CM: Sem dúvida, há uma frase de que me recordo sempre, principalmente em momentos muito difíceis: "O Senhor é meu Pastor, nada me faltará" (Salmo 23:1). Muitos jornalistas são céticos, e comentam: "Eu acredito em Deus, mas não sei se Ele acredita em mim". Mas eu não entendo porque as pessoas dizem essa frase, pois comigo é justamento o contrário. Pode ter até momentos em que eu não acredite em Deus, mas sinto que Deus acredita em mim o tempo todo!
LL: Hoje você está na Venezuela, diante do protesto civil contra o presidente. Você disse anteriormente que confia no bem. Como você consegue vê-lo neste momento?

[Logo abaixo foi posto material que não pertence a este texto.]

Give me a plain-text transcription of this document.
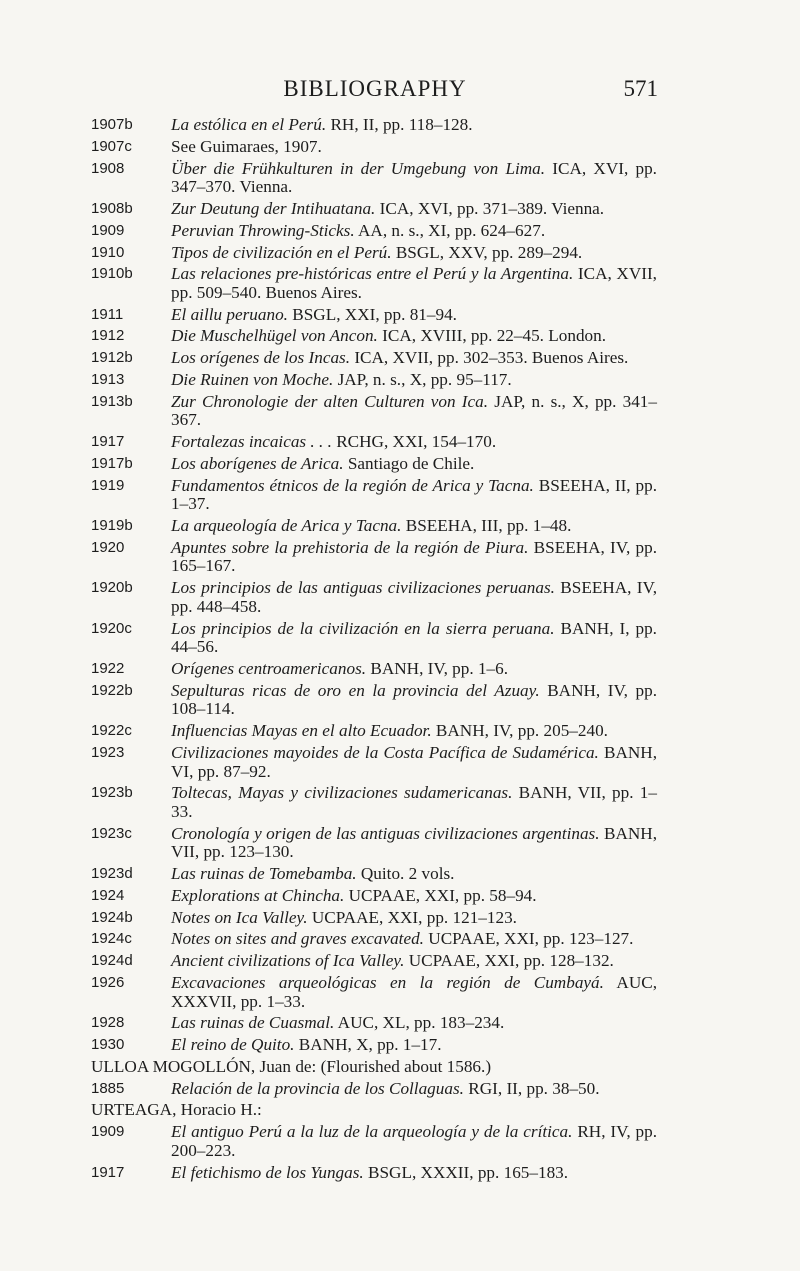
BIBLIOGRAPHY	571
1907b	La estólica en el Perú. RH, II, pp. 118–128.
1907c	See Guimaraes, 1907.
1908	Über die Frühkulturen in der Umgebung von Lima. ICA, XVI, pp. 347–370. Vienna.
1908b	Zur Deutung der Intihuatana. ICA, XVI, pp. 371–389. Vienna.
1909	Peruvian Throwing-Sticks. AA, n. s., XI, pp. 624–627.
1910	Tipos de civilización en el Perú. BSGL, XXV, pp. 289–294.
1910b	Las relaciones pre-históricas entre el Perú y la Argentina. ICA, XVII, pp. 509–540. Buenos Aires.
1911	El aillu peruano. BSGL, XXI, pp. 81–94.
1912	Die Muschelhügel von Ancon. ICA, XVIII, pp. 22–45. London.
1912b	Los orígenes de los Incas. ICA, XVII, pp. 302–353. Buenos Aires.
1913	Die Ruinen von Moche. JAP, n. s., X, pp. 95–117.
1913b	Zur Chronologie der alten Culturen von Ica. JAP, n. s., X, pp. 341–367.
1917	Fortalezas incaicas . . . RCHG, XXI, 154–170.
1917b	Los aborígenes de Arica. Santiago de Chile.
1919	Fundamentos étnicos de la región de Arica y Tacna. BSEEHA, II, pp. 1–37.
1919b	La arqueología de Arica y Tacna. BSEEHA, III, pp. 1–48.
1920	Apuntes sobre la prehistoria de la región de Piura. BSEEHA, IV, pp. 165–167.
1920b	Los principios de las antiguas civilizaciones peruanas. BSEEHA, IV, pp. 448–458.
1920c	Los principios de la civilización en la sierra peruana. BANH, I, pp. 44–56.
1922	Orígenes centroamericanos. BANH, IV, pp. 1–6.
1922b	Sepulturas ricas de oro en la provincia del Azuay. BANH, IV, pp. 108–114.
1922c	Influencias Mayas en el alto Ecuador. BANH, IV, pp. 205–240.
1923	Civilizaciones mayoides de la Costa Pacífica de Sudamérica. BANH, VI, pp. 87–92.
1923b	Toltecas, Mayas y civilizaciones sudamericanas. BANH, VII, pp. 1–33.
1923c	Cronología y origen de las antiguas civilizaciones argentinas. BANH, VII, pp. 123–130.
1923d	Las ruinas de Tomebamba. Quito. 2 vols.
1924	Explorations at Chincha. UCPAAE, XXI, pp. 58–94.
1924b	Notes on Ica Valley. UCPAAE, XXI, pp. 121–123.
1924c	Notes on sites and graves excavated. UCPAAE, XXI, pp. 123–127.
1924d	Ancient civilizations of Ica Valley. UCPAAE, XXI, pp. 128–132.
1926	Excavaciones arqueológicas en la región de Cumbayá. AUC, XXXVII, pp. 1–33.
1928	Las ruinas de Cuasmal. AUC, XL, pp. 183–234.
1930	El reino de Quito. BANH, X, pp. 1–17.
ULLOA MOGOLLÓN, Juan de: (Flourished about 1586.)
1885	Relación de la provincia de los Collaguas. RGI, II, pp. 38–50.
URTEAGA, Horacio H.:
1909	El antiguo Perú a la luz de la arqueología y de la crítica. RH, IV, pp. 200–223.
1917	El fetichismo de los Yungas. BSGL, XXXII, pp. 165–183.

CM: Vejo o bem se manifestando no quanto as pessoas estão tentando resolver isso sem violência. Há manifestações feitas por jovens, donas de casa com crianças, mas sempre pedindo paz. E o próprio presidente Chávez tem sido tolerante e evitado os conflitos. Ele pede aos que o apóiam que fiquem em casa, para não haver confrontação.
LL: Você teria alguma mensagem para as mulheres?
CM: Eu estava em Serajevo quando os serbos bombardearam o mercado. Cheguei logo em seguida. Era uma cena de horror absoluto, pessoas morrendo na minha frente. Eu lembro que, após o trabalho, voltei para o hotel, ajoelhei-me e disse: "Deus, por que eu não me transformo em um animal qualquer? Não quero mais fazer parte dessa raça". Mas, de repente, eu pensei: "Eu não posso estar falando isso. Não posso me basear só no que acabei de ver". Esforcei-me para me lembrar de maravilhas feitas por outros seres humanos. Obras de bondade.
Por mais difícil que esteja a situação, por mais desiludida que eu esteja com os seres humanos, penso em Jesus, penso nas pessoas que amo e sei que são boas, penso na dedicação que meu pai teve, como médico, para com seus pacientes. E assim vejo que o que aconteceu de ruim não representa o verdadeiro ser humano, pois o verdadeiro ser humano é bom.